〇：Only during code development.
Maintenance hoc refers to functions and tools that are temporarily used by the developer for testing purposes. In fact, in system development, tools are provided to assist in confirming that individual functions are working properly. However, if maintenance hocks are left in the production environment, they may be used by attackers and must be removed.
×：Maintenance hooks should not be used.
The use of maintenance hooks can make the work more efficient.
×：When you want to make the software available to administrators in a simplified manner.
In some cases, attackers can exploit tools that were supposed to be available only to administrators.
×：When you want users to be able to use the software in a simplified manner.
After the actual release of the software, maintenance hooks are not made available to users.
#19. At Sally’s company, when software programmers made changes to software components, they did not document those changes and uploaded them to the main software repository. This has caused some teams to use outdated versions of software. Which of the following would be the best solution for this situation?
〇：Software Configuration Management
Products that provide software configuration management (SCM) identify software attributes at various points in time and provide systematic control of change to maintain software integrity and traceability throughout the software development life cycle. It defines the need to track changes and provides the ability to verify that the final delivered software has all of the approved changes that are supposed to be included in the release. During a software development project, it is stored in a system that can be managed as a centralized code repository and perform SCM functions to track revisions made by multiple people to a single master set.
×：Software Change Control Management
This is incorrect as it is not an official term for this type of function. Software Change Control Management is only part of Software Configuration Management. Software configuration management systems provide concurrency management, version control, and synchronization.
A software escrow framework in which a third party holds a copy of the source code that will be released to the customer in the event of certain circumstances, such as bankruptcy of the vendor who developed the code.
×：Software Configuration Management Escrow
Incorrect, as this is not an official term for this type of functionality.
#20. Which of the following is a correct description of the advantages and disadvantages associated with third generation programming languages?
〇：Used in structured languages, it decreases development time but is somewhat resource intensive.
Third generation programming languages are easier to deal with than their predecessors. They reduce program development time and allow for simplified and quick debugging. However, these languages are more resource intensive when compared to second generation programming languages.
×：Intuitive manipulation of programming reduces effort, but the amount of manual coding for specific tasks tends to be greater than in previous generations.

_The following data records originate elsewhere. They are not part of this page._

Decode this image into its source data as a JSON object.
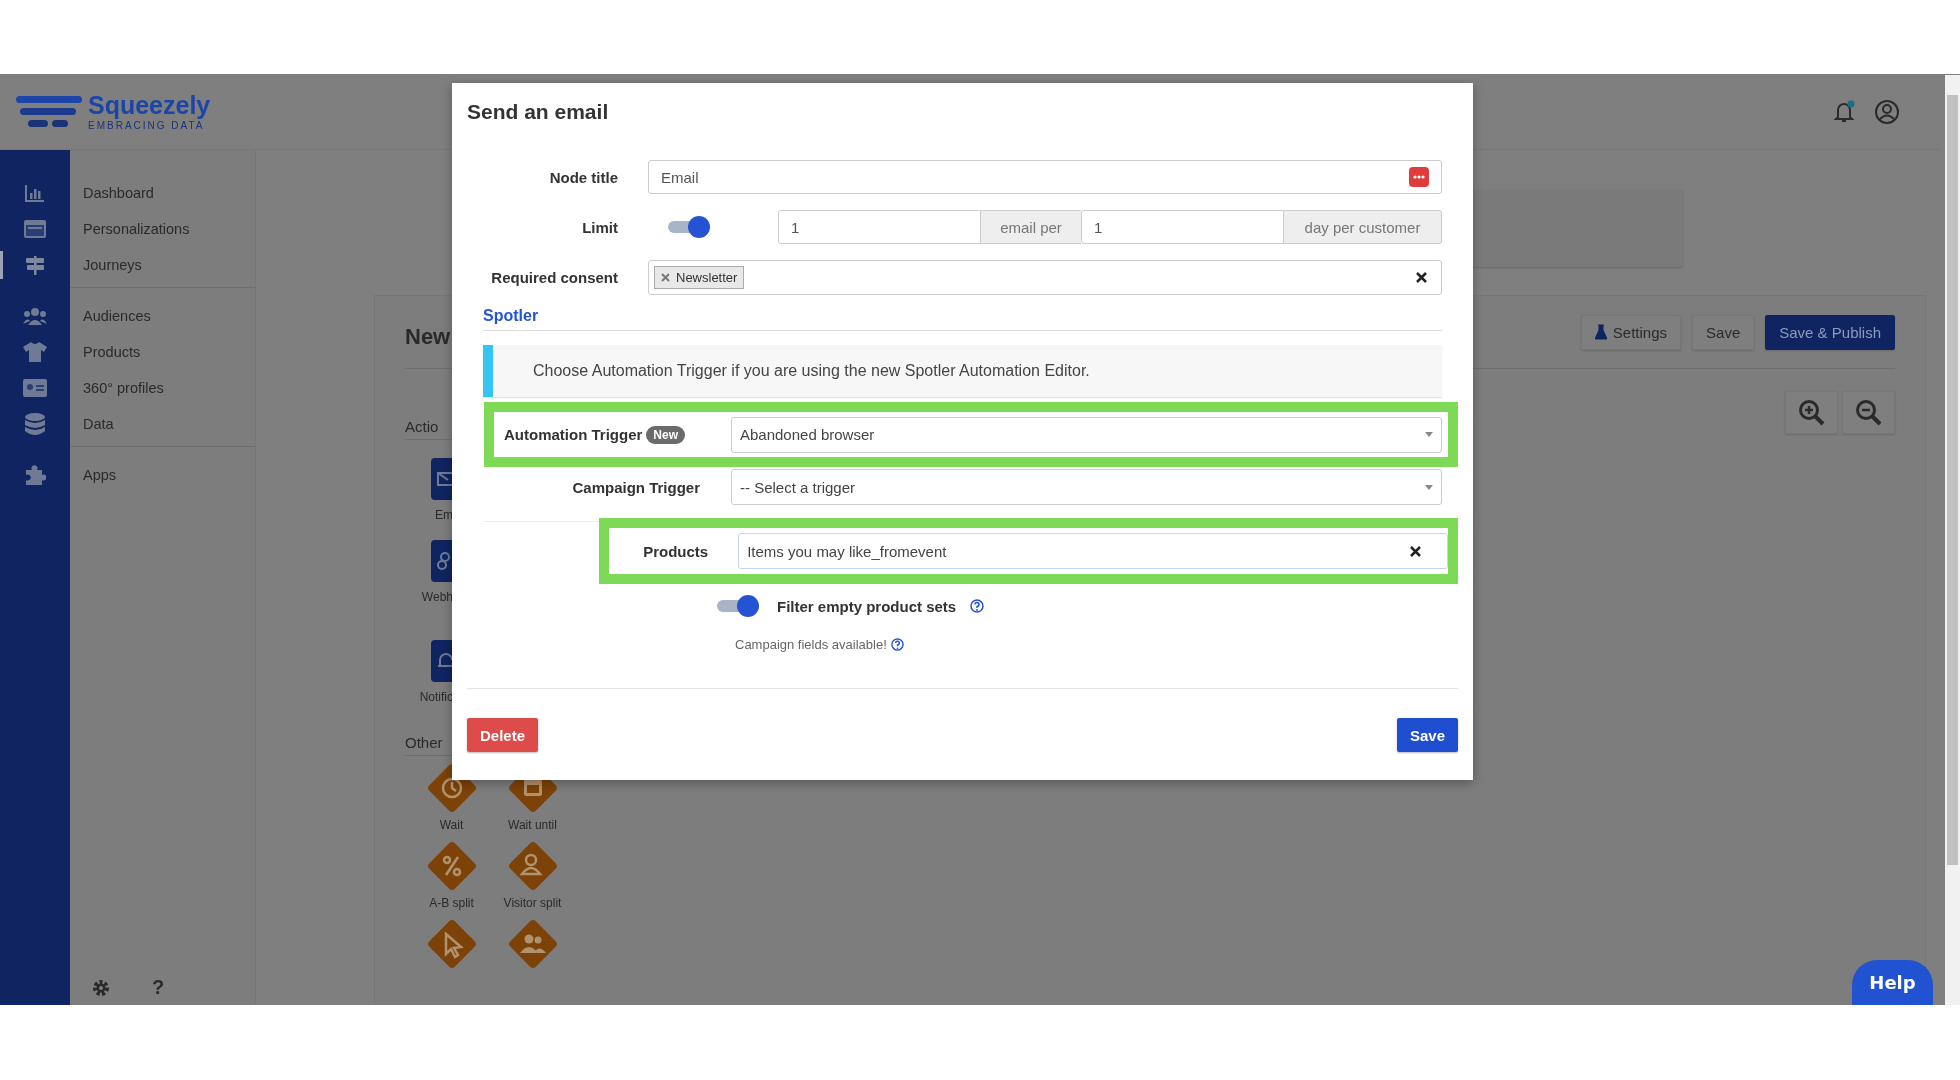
{
  "header": {
    "logo_name": "Squeezely",
    "logo_tagline": "EMBRACING DATA"
  },
  "sidebar": {
    "groups": [
      {
        "items": [
          {
            "label": "Dashboard",
            "selected": false
          },
          {
            "label": "Personalizations",
            "selected": false
          },
          {
            "label": "Journeys",
            "selected": true
          }
        ]
      },
      {
        "items": [
          {
            "label": "Audiences",
            "selected": false
          },
          {
            "label": "Products",
            "selected": false
          },
          {
            "label": "360° profiles",
            "selected": false
          },
          {
            "label": "Data",
            "selected": false
          }
        ]
      },
      {
        "items": [
          {
            "label": "Apps",
            "selected": false
          }
        ]
      }
    ],
    "help_glyph": "?"
  },
  "background": {
    "page_title": "New",
    "buttons": [
      {
        "label": "Settings",
        "kind": "secondary"
      },
      {
        "label": "Save",
        "kind": "secondary"
      },
      {
        "label": "Save & Publish",
        "kind": "primary"
      }
    ],
    "action_heading": "Actio",
    "actions": [
      "Em",
      "Webh",
      "Notific"
    ],
    "other_heading": "Other",
    "others": [
      "Wait",
      "Wait until",
      "A-B split",
      "Visitor split"
    ]
  },
  "modal": {
    "title": "Send an email",
    "node_title": {
      "label": "Node title",
      "value": "Email"
    },
    "limit": {
      "label": "Limit",
      "on": true,
      "count": "1",
      "unit": "email per",
      "period": "1",
      "period_unit": "day per customer"
    },
    "consent": {
      "label": "Required consent",
      "tags": [
        "Newsletter"
      ]
    },
    "section": "Spotler",
    "info": "Choose Automation Trigger if you are using the new Spotler Automation Editor.",
    "automation_trigger": {
      "label": "Automation Trigger",
      "badge": "New",
      "value": "Abandoned browser",
      "highlighted": true
    },
    "campaign_trigger": {
      "label": "Campaign Trigger",
      "value": "-- Select a trigger"
    },
    "products": {
      "label": "Products",
      "value": "Items you may like_fromevent",
      "highlighted": true
    },
    "filter_empty": {
      "label": "Filter empty product sets",
      "on": true
    },
    "campaign_fields": "Campaign fields available!",
    "delete": "Delete",
    "save": "Save"
  },
  "help": "Help"
}
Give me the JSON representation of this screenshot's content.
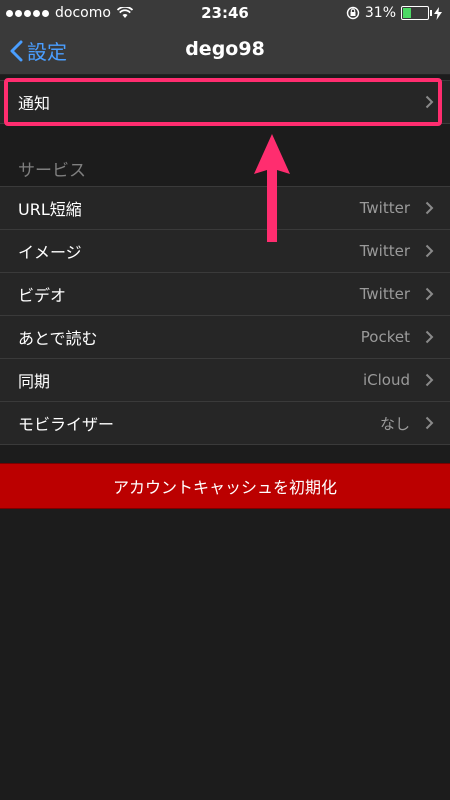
{
  "status_bar": {
    "carrier": "docomo",
    "time": "23:46",
    "battery": "31%",
    "battery_level": 0.31
  },
  "nav": {
    "back_label": "設定",
    "title": "dego98"
  },
  "notification_row": {
    "label": "通知"
  },
  "services": {
    "header": "サービス",
    "items": [
      {
        "label": "URL短縮",
        "value": "Twitter"
      },
      {
        "label": "イメージ",
        "value": "Twitter"
      },
      {
        "label": "ビデオ",
        "value": "Twitter"
      },
      {
        "label": "あとで読む",
        "value": "Pocket"
      },
      {
        "label": "同期",
        "value": "iCloud"
      },
      {
        "label": "モビライザー",
        "value": "なし"
      }
    ]
  },
  "reset_button": {
    "label": "アカウントキャッシュを初期化"
  },
  "colors": {
    "accent": "#4a9eff",
    "highlight": "#ff2d6f",
    "danger": "#bb0000"
  }
}
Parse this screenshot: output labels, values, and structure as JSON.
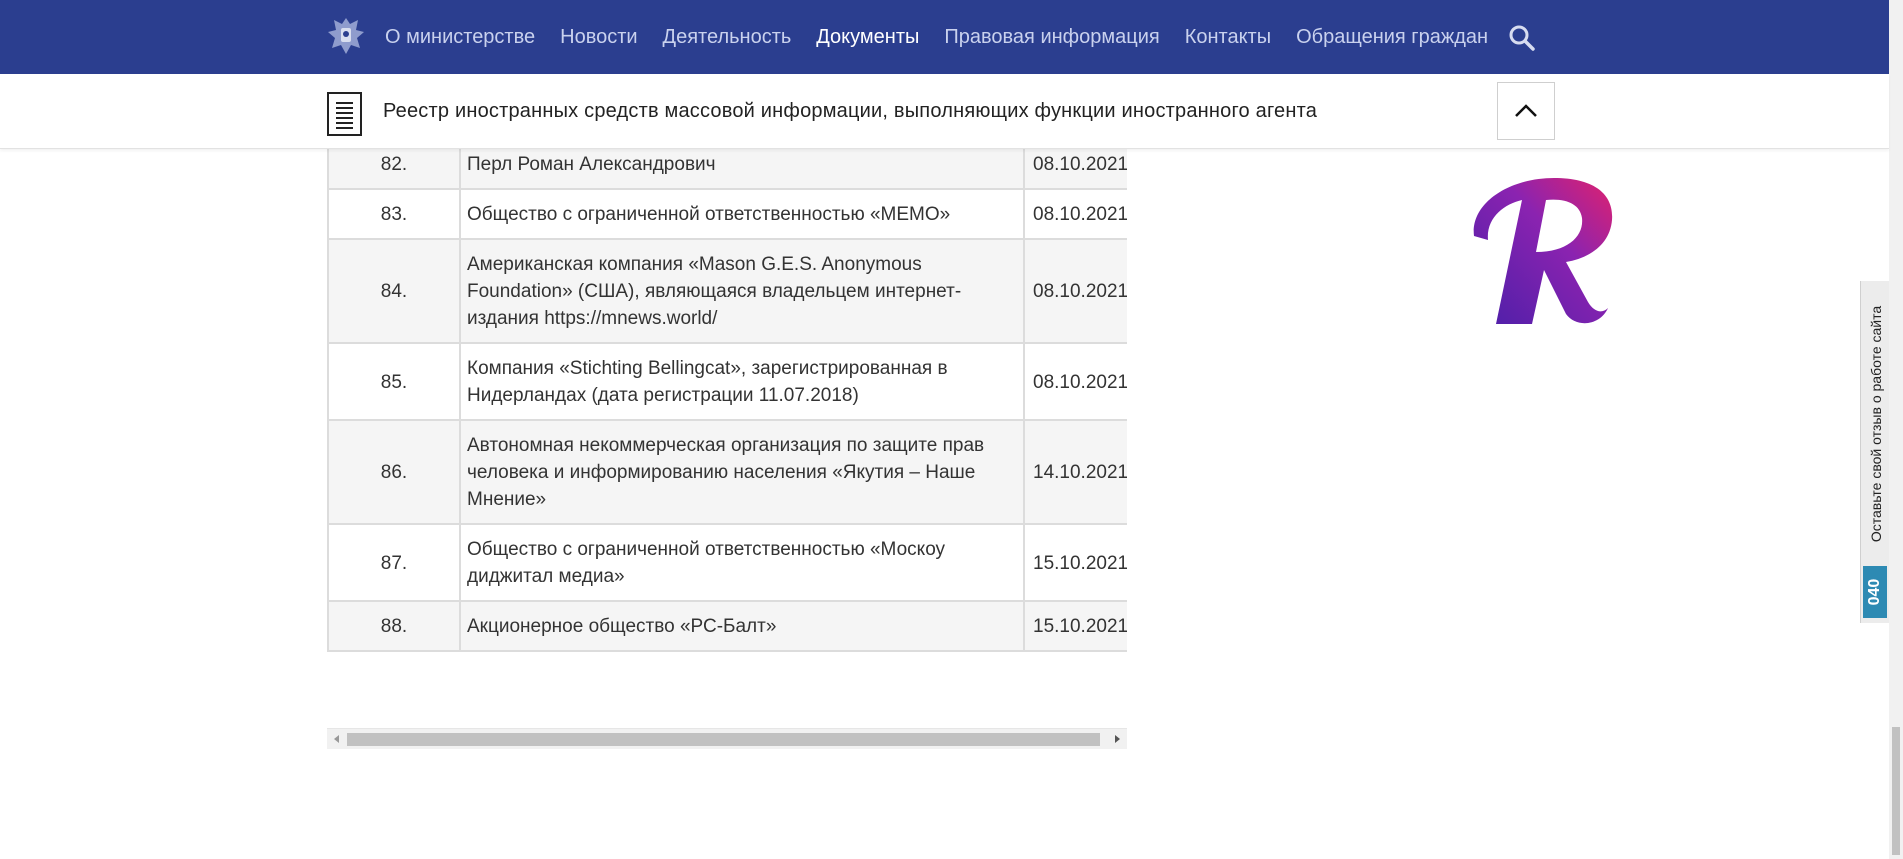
{
  "nav": {
    "items": [
      {
        "label": "О министерстве",
        "active": false
      },
      {
        "label": "Новости",
        "active": false
      },
      {
        "label": "Деятельность",
        "active": false
      },
      {
        "label": "Документы",
        "active": true
      },
      {
        "label": "Правовая информация",
        "active": false
      },
      {
        "label": "Контакты",
        "active": false
      },
      {
        "label": "Обращения граждан",
        "active": false
      }
    ],
    "emblem_icon": "coat-of-arms-icon",
    "search_icon": "search-icon",
    "background": "#2b3e8f"
  },
  "subheader": {
    "title": "Реестр иностранных средств массовой информации, выполняющих функции иностранного агента",
    "doc_icon": "document-icon",
    "up_icon": "chevron-up-icon"
  },
  "table": {
    "rows": [
      {
        "num": "82.",
        "name": "Перл Роман Александрович",
        "date": "08.10.2021"
      },
      {
        "num": "83.",
        "name": "Общество с ограниченной ответственностью «МЕМО»",
        "date": "08.10.2021"
      },
      {
        "num": "84.",
        "name": "Американская компания «Mason G.E.S. Anonymous Foundation» (США), являющаяся владельцем интернет-издания https://mnews.world/",
        "date": "08.10.2021"
      },
      {
        "num": "85.",
        "name": "Компания «Stichting Bellingcat», зарегистрированная в Нидерландах (дата регистрации 11.07.2018)",
        "date": "08.10.2021"
      },
      {
        "num": "86.",
        "name": "Автономная некоммерческая организация по защите прав человека и информированию населения «Якутия – Наше Мнение»",
        "date": "14.10.2021"
      },
      {
        "num": "87.",
        "name": "Общество с ограниченной ответственностью «Москоу диджитал медиа»",
        "date": "15.10.2021"
      },
      {
        "num": "88.",
        "name": "Акционерное общество «РС-Балт»",
        "date": "15.10.2021"
      }
    ]
  },
  "feedback": {
    "text": "Оставьте свой отзыв о работе сайта",
    "count": "040",
    "accent": "#2d8ab3"
  },
  "logo_icon": "r-letter-logo"
}
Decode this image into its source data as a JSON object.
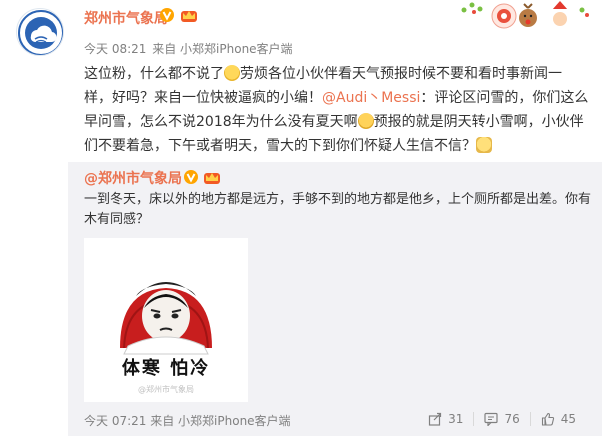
{
  "colors": {
    "accent": "#eb7350",
    "meta": "#808080",
    "repost_bg": "#f2f2f5",
    "verified": "#ffa500"
  },
  "post": {
    "author": "郑州市气象局",
    "time": "今天 08:21",
    "source": "来自 小郑郑iPhone客户端",
    "text": {
      "p1": "这位粉，什么都不说了",
      "p2": "劳烦各位小伙伴看天气预报时候不要和看时事新闻一样，好吗？来自一位快被逼疯的小编！",
      "mention1": "@Audi丶Messi",
      "p3": "：评论区问雪的，你们这么早问雪，怎么不说2018年为什么没有夏天啊",
      "p4": "预报的就是阴天转小雪啊，小伙伴们不要着急，下午或者明天，雪大的下到你们怀疑人生信不信？"
    },
    "icons": {
      "verified": "verified-v-icon",
      "level": "member-crown-icon",
      "decoration": "christmas-decoration-icon"
    }
  },
  "repost": {
    "author": "@郑州市气象局",
    "text": "一到冬天，床以外的地方都是远方，手够不到的地方都是他乡，上个厕所都是出差。你有木有同感？",
    "image_caption": "体寒 怕冷",
    "image_watermark": "@郑州市气象局",
    "time": "今天 07:21",
    "source": "来自 小郑郑iPhone客户端",
    "actions": [
      {
        "name": "share",
        "count": "31"
      },
      {
        "name": "comment",
        "count": "76"
      },
      {
        "name": "like",
        "count": "45"
      }
    ]
  }
}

The advantages and disadvantages of 4th generation programming are explained below. It is true that the use of heuristics in fourth generation programming languages has greatly reduced programming effort and errors in the code. However, there is something untrue about the fact that the amount of manual coding is more than required of 3rd generation languages.
×：The use of binaries for coding is very time consuming, but the potential for errors is reduced.
This is incorrect because it is a description of a machine language and implies the advantages and disadvantages of a first generation programming language.
×：It contributes to decreasing programming processing time, but knowledge of machine structures is essential.
Incorrect because it describes second generation programming languages. These languages require extensive knowledge of machine architecture and the programs written in them are only for specific hardware.